Depuis Chicago, la scène hip-hop a toujours su montrer le meilleur d'elle-même et proposer aux curieux une floppée de collectifs et de musiciens aux influences bariolées. Bien entendu, si Common pourrait être perçu comme la tête de proue et le vibrant symbole de l'activisme de Chi-Town, son ombre ne doit en rien occulter l'existence de nombreux artistes talentueux ; qu'ils soient regroupés au sein de l'éminent Galapagos 4 ou bien qu'ils se nomment The Opus, Molemen, All Natural, Thaione Davis ou le duo boom-bap jazzy Maintenance Crew...

Le label chicagoan The Secret Life Of Sound fait partie de ces petites structures prometteuses tant elles sont capables de s'ouvrir à de multiples directions. Porteurs d'une musique sans frontière prédéfinie autre que celle de la pensée, les artistes qui y naviguent se nomment R-Rock, Kaptain Nemo, P.J. Sumroc, le vétéran Sharkula ou encore Zombie Mountain. La richesse de la musique pratiquée ici doit tout à l'esprit original du label : dépasser le cadre des genres, mélanger les influences.

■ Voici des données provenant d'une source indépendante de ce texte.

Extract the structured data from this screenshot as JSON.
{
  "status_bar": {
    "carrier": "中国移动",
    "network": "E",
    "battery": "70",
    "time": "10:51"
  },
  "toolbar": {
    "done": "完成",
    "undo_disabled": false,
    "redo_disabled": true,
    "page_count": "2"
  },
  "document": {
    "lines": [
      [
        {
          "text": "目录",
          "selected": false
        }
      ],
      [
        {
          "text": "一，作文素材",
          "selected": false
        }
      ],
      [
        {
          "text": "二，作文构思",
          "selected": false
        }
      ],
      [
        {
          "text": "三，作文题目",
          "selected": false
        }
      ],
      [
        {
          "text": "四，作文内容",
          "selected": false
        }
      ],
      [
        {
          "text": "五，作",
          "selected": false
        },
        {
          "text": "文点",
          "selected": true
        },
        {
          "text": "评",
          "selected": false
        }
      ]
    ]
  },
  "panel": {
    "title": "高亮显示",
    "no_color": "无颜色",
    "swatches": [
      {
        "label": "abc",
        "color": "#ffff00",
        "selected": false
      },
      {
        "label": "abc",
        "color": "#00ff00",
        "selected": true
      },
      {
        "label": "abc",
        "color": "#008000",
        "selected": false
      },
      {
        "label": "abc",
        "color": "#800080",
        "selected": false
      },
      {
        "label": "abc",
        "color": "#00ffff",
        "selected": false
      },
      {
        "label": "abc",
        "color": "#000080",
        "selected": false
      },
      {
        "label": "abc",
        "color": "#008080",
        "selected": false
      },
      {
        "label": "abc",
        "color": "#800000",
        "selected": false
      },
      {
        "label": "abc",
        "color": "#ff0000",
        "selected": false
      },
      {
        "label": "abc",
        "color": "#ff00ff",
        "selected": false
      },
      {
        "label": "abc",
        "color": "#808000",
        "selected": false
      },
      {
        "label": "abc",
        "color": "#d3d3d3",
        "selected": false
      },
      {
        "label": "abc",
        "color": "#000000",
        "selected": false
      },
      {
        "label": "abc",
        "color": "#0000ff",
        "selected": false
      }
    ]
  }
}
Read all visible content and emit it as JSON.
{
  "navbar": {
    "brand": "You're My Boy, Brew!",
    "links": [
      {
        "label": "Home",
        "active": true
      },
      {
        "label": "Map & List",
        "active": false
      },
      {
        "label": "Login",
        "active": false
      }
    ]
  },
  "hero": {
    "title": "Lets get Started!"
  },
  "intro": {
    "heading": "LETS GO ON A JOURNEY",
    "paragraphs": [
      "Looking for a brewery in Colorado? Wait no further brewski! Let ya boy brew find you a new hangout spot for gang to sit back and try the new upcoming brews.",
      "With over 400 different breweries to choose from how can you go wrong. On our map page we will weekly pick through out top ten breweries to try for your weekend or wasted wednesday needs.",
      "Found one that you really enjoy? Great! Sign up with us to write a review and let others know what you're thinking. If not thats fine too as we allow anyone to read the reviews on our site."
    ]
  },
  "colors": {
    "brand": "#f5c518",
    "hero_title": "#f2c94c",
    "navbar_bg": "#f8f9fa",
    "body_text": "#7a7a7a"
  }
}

Partie intégrante du label, Remote Control Frequencies participe évidemment de cet état d'esprit ouvert sur ce qui l'entoure. Désormais trio de musiciens, l'ancien duo porteur du projet RCF est en réalité l'unique initiative de R-Rock, producteur multi-instrumentaliste issu à la base de la noise music. Une influence musicale que l'on retrouve d'ailleurs par petites touches éparses dans les opus sortis sur The Secret Life Of Sound (notamment un CD-R regroupant des remixes de morceaux de Merzbow, empereur nippon de la noise music). Initié à la fin des années 90, le projet accompagne les pérégrinations de R-Rock à travers les Etats-Unis ; depuis sa Caroline du Nord natale jusqu'à Seattle, Pittsburgh puis enfin Chicago. Ses voyages lui offrent des rencontres. Et ces rencontres, des collaborations entre plusieurs musiciens, rassemblant peu à peu du matériel sonore qui va servir à l'élaboration future de la première mouture de ce ''20,000'', obscur street-cd qui voit le jour dans le courant de l'année 2005. L'année suivante, c'est un lifting nécessaire qui est opéré sur ce premier opus des RCF. Ne touchant en rien au tracklisting en lui-même, R-Rock décide d'offrir un écrin plus professionnel à ce concept-album.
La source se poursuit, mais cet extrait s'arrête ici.